“Fantastic, but heartbreaking” – that’s how Complete’s Head of Clinical Services Jo Cooper describes her latest volunteering trip to Africa.
Jo, who became interested in aid work in Africa as a teenager, has since made four trips to the continent, most recently spending three weeks in Kenya this August with the volunteering organisation African Impact.
During her trip, she joined a party of 15 volunteers and spent time at Limuru, a mountain town around 90 minutes from Nairobi, where she worked alongside the staff of a local clinic diagnosing, treating and counselling patients with conditions ranging from coughs and colds to TB, HIV and Aids, cholera, typhoid and malaria as well as the victims of stabbings, rapes and attacks with rocks. Some of the time was also spent educating the staff.
Jo said: “There was no appointment system so it was normal to arrive to find around 300 people queuing to be seen, some of them local and some who had travelled up to eight miles to get there. There was no water or sanitation at the clinic so keeping things sterile was challenging! Expectant mothers would walk there, on their own, along dirt roads to give birth with no analgesia and then walk home again, an hour after their babies were born.”

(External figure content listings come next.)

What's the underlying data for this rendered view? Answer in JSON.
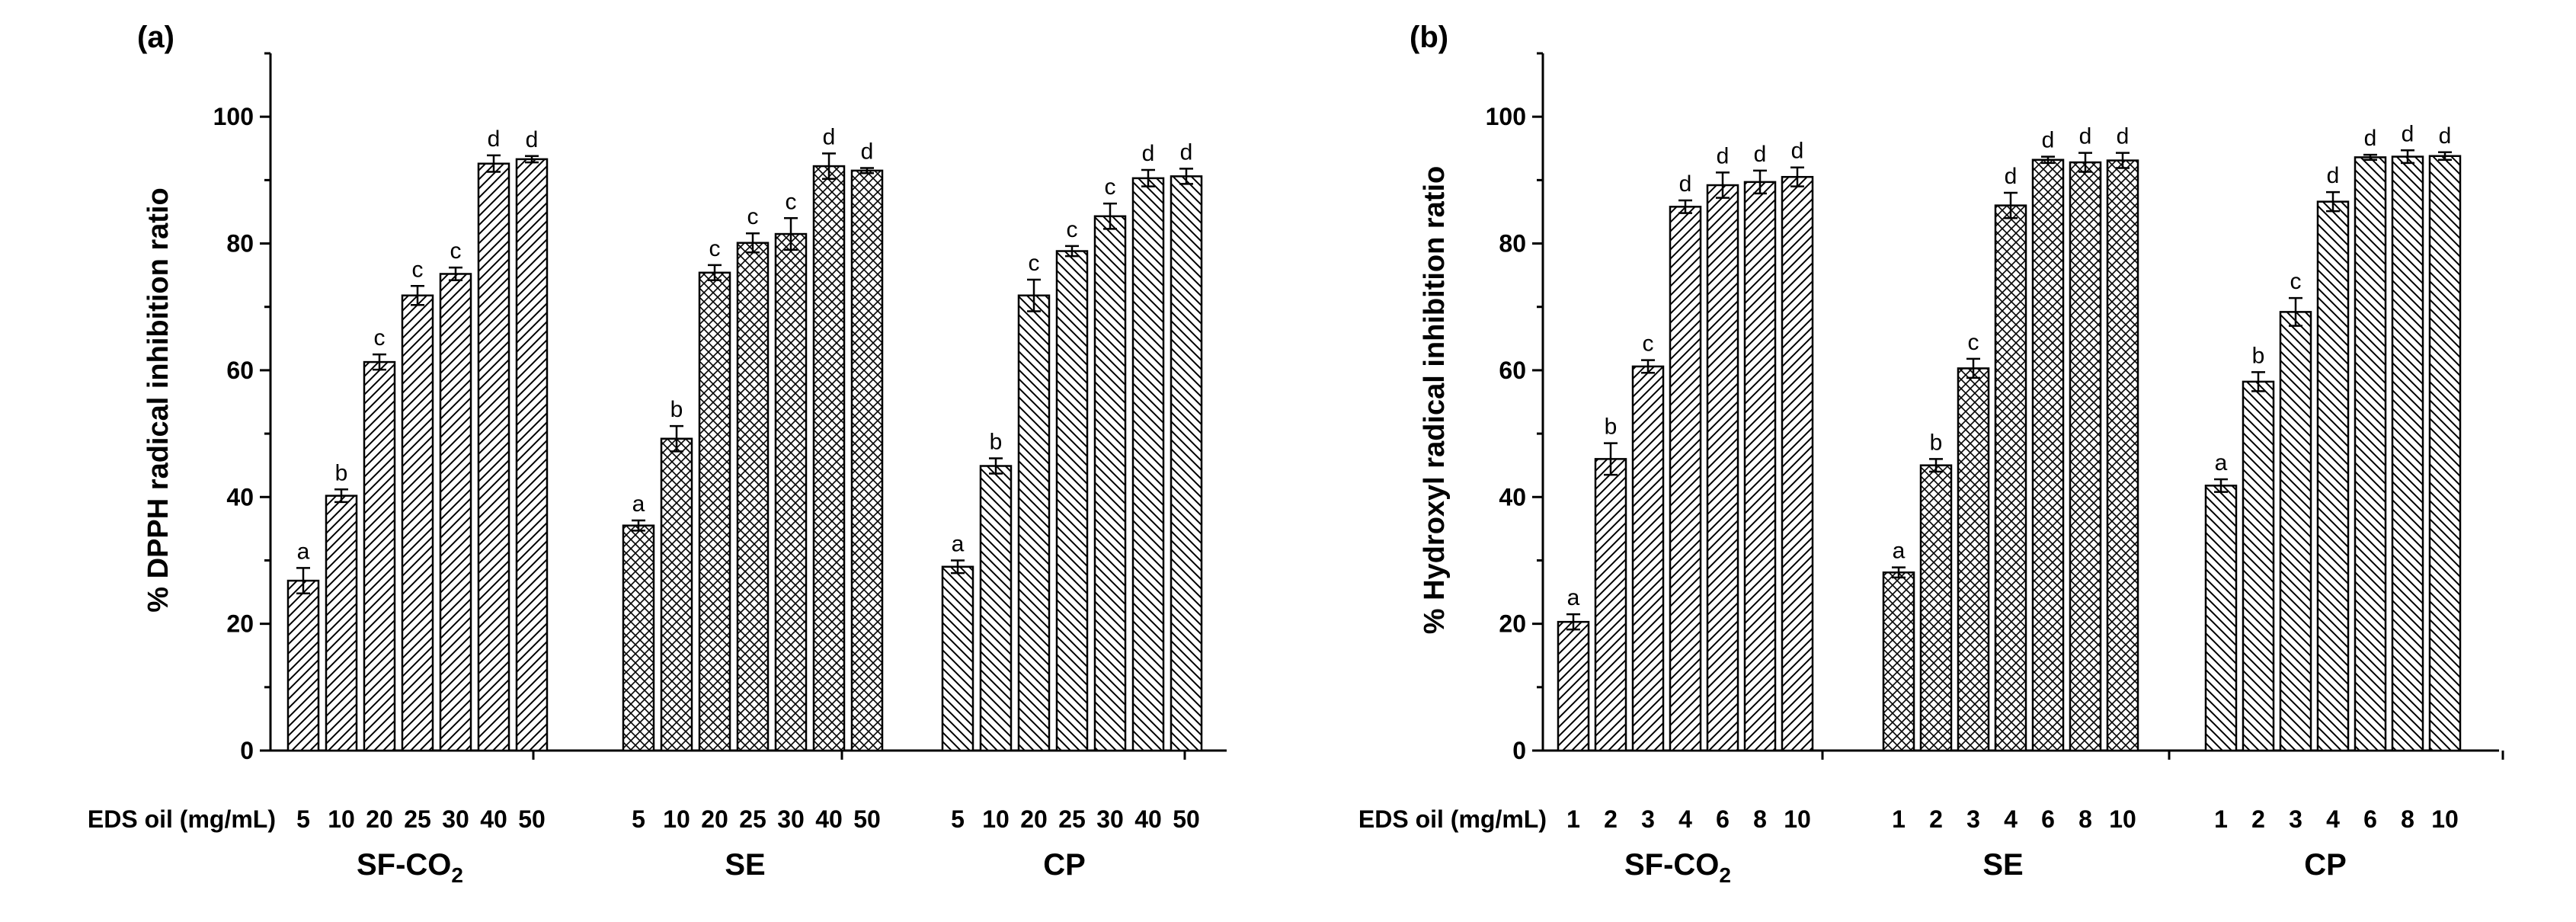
{
  "chart_data": [
    {
      "type": "bar",
      "panel_label": "(a)",
      "ylabel": "% DPPH radical inhibition ratio",
      "ylim": [
        0,
        110
      ],
      "yticks": [
        "0",
        "20",
        "40",
        "60",
        "80",
        "100"
      ],
      "xlabel_prefix": "EDS oil (mg/mL)",
      "groups": [
        {
          "name": "SF-CO",
          "sub": "2",
          "pattern": "diag",
          "categories": [
            "5",
            "10",
            "20",
            "25",
            "30",
            "40",
            "50"
          ],
          "values": [
            26.8,
            40.2,
            61.3,
            71.8,
            75.2,
            92.6,
            93.3
          ],
          "errors": [
            2.0,
            1.0,
            1.2,
            1.5,
            1.0,
            1.3,
            0.5
          ],
          "letters": [
            "a",
            "b",
            "c",
            "c",
            "c",
            "d",
            "d"
          ]
        },
        {
          "name": "SE",
          "sub": "",
          "pattern": "cross",
          "categories": [
            "5",
            "10",
            "20",
            "25",
            "30",
            "40",
            "50"
          ],
          "values": [
            35.5,
            49.2,
            75.4,
            80.1,
            81.5,
            92.2,
            91.5
          ],
          "errors": [
            0.8,
            2.0,
            1.2,
            1.5,
            2.5,
            2.0,
            0.4
          ],
          "letters": [
            "a",
            "b",
            "c",
            "c",
            "c",
            "d",
            "d"
          ]
        },
        {
          "name": "CP",
          "sub": "",
          "pattern": "back",
          "categories": [
            "5",
            "10",
            "20",
            "25",
            "30",
            "40",
            "50"
          ],
          "values": [
            29.0,
            44.9,
            71.8,
            78.8,
            84.3,
            90.3,
            90.6
          ],
          "errors": [
            1.0,
            1.2,
            2.5,
            0.8,
            2.0,
            1.3,
            1.2
          ],
          "letters": [
            "a",
            "b",
            "c",
            "c",
            "c",
            "d",
            "d"
          ]
        }
      ]
    },
    {
      "type": "bar",
      "panel_label": "(b)",
      "ylabel": "% Hydroxyl radical inhibition ratio",
      "ylim": [
        0,
        110
      ],
      "yticks": [
        "0",
        "20",
        "40",
        "60",
        "80",
        "100"
      ],
      "xlabel_prefix": "EDS oil (mg/mL)",
      "groups": [
        {
          "name": "SF-CO",
          "sub": "2",
          "pattern": "diag",
          "categories": [
            "1",
            "2",
            "3",
            "4",
            "6",
            "8",
            "10"
          ],
          "values": [
            20.3,
            46.0,
            60.6,
            85.8,
            89.2,
            89.7,
            90.5
          ],
          "errors": [
            1.2,
            2.5,
            1.0,
            1.0,
            2.0,
            1.8,
            1.5
          ],
          "letters": [
            "a",
            "b",
            "c",
            "d",
            "d",
            "d",
            "d"
          ]
        },
        {
          "name": "SE",
          "sub": "",
          "pattern": "cross",
          "categories": [
            "1",
            "2",
            "3",
            "4",
            "6",
            "8",
            "10"
          ],
          "values": [
            28.1,
            45.0,
            60.3,
            86.0,
            93.2,
            92.8,
            93.1
          ],
          "errors": [
            0.8,
            1.0,
            1.5,
            2.0,
            0.5,
            1.5,
            1.2
          ],
          "letters": [
            "a",
            "b",
            "c",
            "d",
            "d",
            "d",
            "d"
          ]
        },
        {
          "name": "CP",
          "sub": "",
          "pattern": "back",
          "categories": [
            "1",
            "2",
            "3",
            "4",
            "6",
            "8",
            "10"
          ],
          "values": [
            41.8,
            58.2,
            69.2,
            86.6,
            93.6,
            93.7,
            93.8
          ],
          "errors": [
            1.0,
            1.5,
            2.2,
            1.5,
            0.4,
            1.0,
            0.6
          ],
          "letters": [
            "a",
            "b",
            "c",
            "d",
            "d",
            "d",
            "d"
          ]
        }
      ]
    }
  ]
}
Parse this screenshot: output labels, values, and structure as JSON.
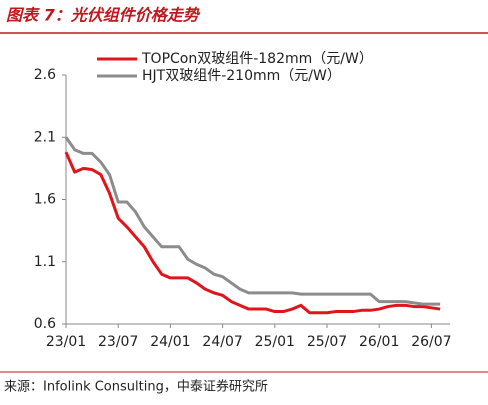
{
  "chart_data": {
    "type": "line",
    "title": "图表 7：光伏组件价格走势",
    "source": "来源：Infolink Consulting，中泰证券研究所",
    "categories": [
      "23/01",
      null,
      null,
      null,
      null,
      null,
      "23/07",
      null,
      null,
      null,
      null,
      null,
      "24/01",
      null,
      null,
      null,
      null,
      null,
      "24/07",
      null,
      null,
      null,
      null,
      null,
      "25/01",
      null,
      null,
      null,
      null,
      null,
      "25/07",
      null,
      null,
      null,
      null,
      null,
      "26/01",
      null,
      null,
      null,
      null,
      null,
      "26/07",
      null
    ],
    "series": [
      {
        "name": "TOPCon双玻组件-182mm（元/W）",
        "color": "#e0141b",
        "values": [
          1.98,
          1.82,
          1.85,
          1.84,
          1.8,
          1.65,
          1.45,
          1.38,
          1.3,
          1.22,
          1.1,
          1.0,
          0.97,
          0.97,
          0.97,
          0.93,
          0.88,
          0.85,
          0.83,
          0.78,
          0.75,
          0.72,
          0.72,
          0.72,
          0.7,
          0.7,
          0.72,
          0.75,
          0.69,
          0.69,
          0.69,
          0.7,
          0.7,
          0.7,
          0.71,
          0.71,
          0.72,
          0.74,
          0.75,
          0.75,
          0.74,
          0.74,
          0.73,
          0.72
        ]
      },
      {
        "name": "HJT双玻组件-210mm（元/W）",
        "color": "#8c8c8c",
        "values": [
          2.1,
          2.0,
          1.97,
          1.97,
          1.9,
          1.8,
          1.58,
          1.58,
          1.5,
          1.38,
          1.3,
          1.22,
          1.22,
          1.22,
          1.12,
          1.08,
          1.05,
          1.0,
          0.98,
          0.93,
          0.88,
          0.85,
          0.85,
          0.85,
          0.85,
          0.85,
          0.85,
          0.84,
          0.84,
          0.84,
          0.84,
          0.84,
          0.84,
          0.84,
          0.84,
          0.84,
          0.78,
          0.78,
          0.78,
          0.78,
          0.77,
          0.76,
          0.76,
          0.76
        ]
      }
    ],
    "ylim": [
      0.6,
      2.6
    ],
    "yticks": [
      0.6,
      1.1,
      1.6,
      2.1,
      2.6
    ],
    "grid": false
  }
}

She also travelled to the huge Kibera slum in Nairobi – one of the largest slums in the world – to vaccinate under-fives against measles, mumps, polio and meningitis in a government-funded programme and helped give out food parcels to over 450 homeless elderly people in Limuru, which she described as distressing.
Challenges included surprisingly cold temperatures for Africa, which meant she had to sleep under five blankets – and was not helped by cold showers in the morning – and the risk of attack by rival gangs operating in the area but Jo says she can’t wait to go back and is already planning a trip next year.
“I will never forget the singing and dancing, hugs and kisses and the joy and heartbreak that comes from a summer volunteering,” she says. “The street kids just longed for a cuddle and some food and we were desperately trying to show them that not all grown-ups want to hurt them. Despite their desperation and poverty, they greet you with a big smile and a huge hug. They are beautiful.”
Jo says she could “talk forever” about Africa and the work that needs to be done there, adding: “You can feel very guilty about how fortunate we are but we can all raise awareness and do what we can to help.